2016: I quit my first retail job after ONE day because I was embarrassed by a mistake I made.
2021: I worked retail for 3 months after my internship and while waiting for school to start.
2016: Have never watched a horror film.
2017: Watched my first horror film in the cinema.
2021: Watched my fifth horror film in the cinema.
2017: I wouldn’t dare to do a flip.
2021: I flipped.
Change is undoubtedly part of our lives as we grow older. Being stagnant in a comfortable spot, although may seem peaceful, is nothing compared to the feeling I get when I chase my dreams or push myself further everyday. No matter how good it feels to be in a safe spot, I have to constantly remind myself that I am not making progress by staying put. Little do I know, this act of stepping out of my comfort zone will breathe a new layer into my life- a layer that presents countless more opportunities for me to explore even further.

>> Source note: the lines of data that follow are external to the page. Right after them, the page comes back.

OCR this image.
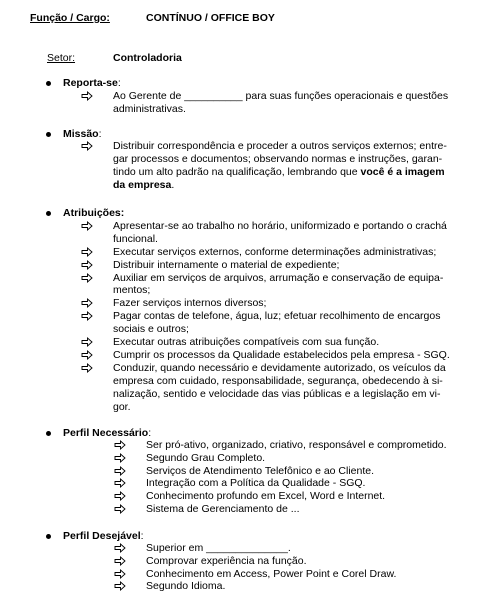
Função / Cargo:	CONTÍNUO / OFFICE BOY
Setor:	Controladoria
Reporta-se:
Ao Gerente de __________ para suas funções operacionais e questões
administrativas.
Missão:
Distribuir correspondência e proceder a outros serviços externos; entre-
gar processos e documentos; observando normas e instruções, garan-
tindo um alto padrão na qualificação, lembrando que você é a imagem
da empresa.
Atribuições:
Apresentar-se ao trabalho no horário, uniformizado e portando o crachá
funcional.
Executar serviços externos, conforme determinações administrativas;
Distribuir internamente o material de expediente;
Auxiliar em serviços de arquivos, arrumação e conservação de equipa-
mentos;
Fazer serviços internos diversos;
Pagar contas de telefone, água, luz; efetuar recolhimento de encargos
sociais e outros;
Executar outras atribuições compatíveis com sua função.
Cumprir os processos da Qualidade estabelecidos pela empresa - SGQ.
Conduzir, quando necessário e devidamente autorizado, os veículos da
empresa com cuidado, responsabilidade, segurança, obedecendo à si-
nalização, sentido e velocidade das vias públicas e a legislação em vi-
gor.
Perfil Necessário:
Ser pró-ativo, organizado, criativo, responsável e comprometido.
Segundo Grau Completo.
Serviços de Atendimento Telefônico e ao Cliente.
Integração com a Política da Qualidade - SGQ.
Conhecimento profundo em Excel, Word e Internet.
Sistema de Gerenciamento de ...
Perfil Desejável:
Superior em ______________.
Comprovar experiência na função.
Conhecimento em Access, Power Point e Corel Draw.
Segundo Idioma.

It might have just been one flip. But it certainly reminded me of the fears that I used to keep and overcoming it metaphorically represents this change in the way I view things now as compared to back in 2017. I am no longer that timid person afraid of trying something new just because of an injury. I understand that people constantly get injured when doing flips but by following the right technique, I can turn a ‘reckless’ act into a ‘risky’ one.
It just feels nice to know that my outlook towards life has changed over the years. It presents growth in the way I think, the way I feel about particular issues and it certainly has made me into the person I am today. This week’s blog seems a little reflective because definitely, I did something that might have seem like a small thing to do, but 2015 me was hands down scared to death at the idea of flipping when writing it in this brown book called my bucket list.
This coming week has been planned with many, many activities and meeting up with old friends. Hopefully with all this, I still get to stick with my timeline to complete my drawing by the 20th. Also the weather has surprisingly been down the past few days- constant thunderstorms and freaky weather. The wind was so strong I thought there was someone knocking on my window when it rained. Also tonight is the Euro finals between England and Italy. Really want to watch it but it being 0300 SGT, it might totally mess my sleep schedule. But somethings just cant be missed. Maybe this will be one of them.
Thank you for reading my seventh blog post.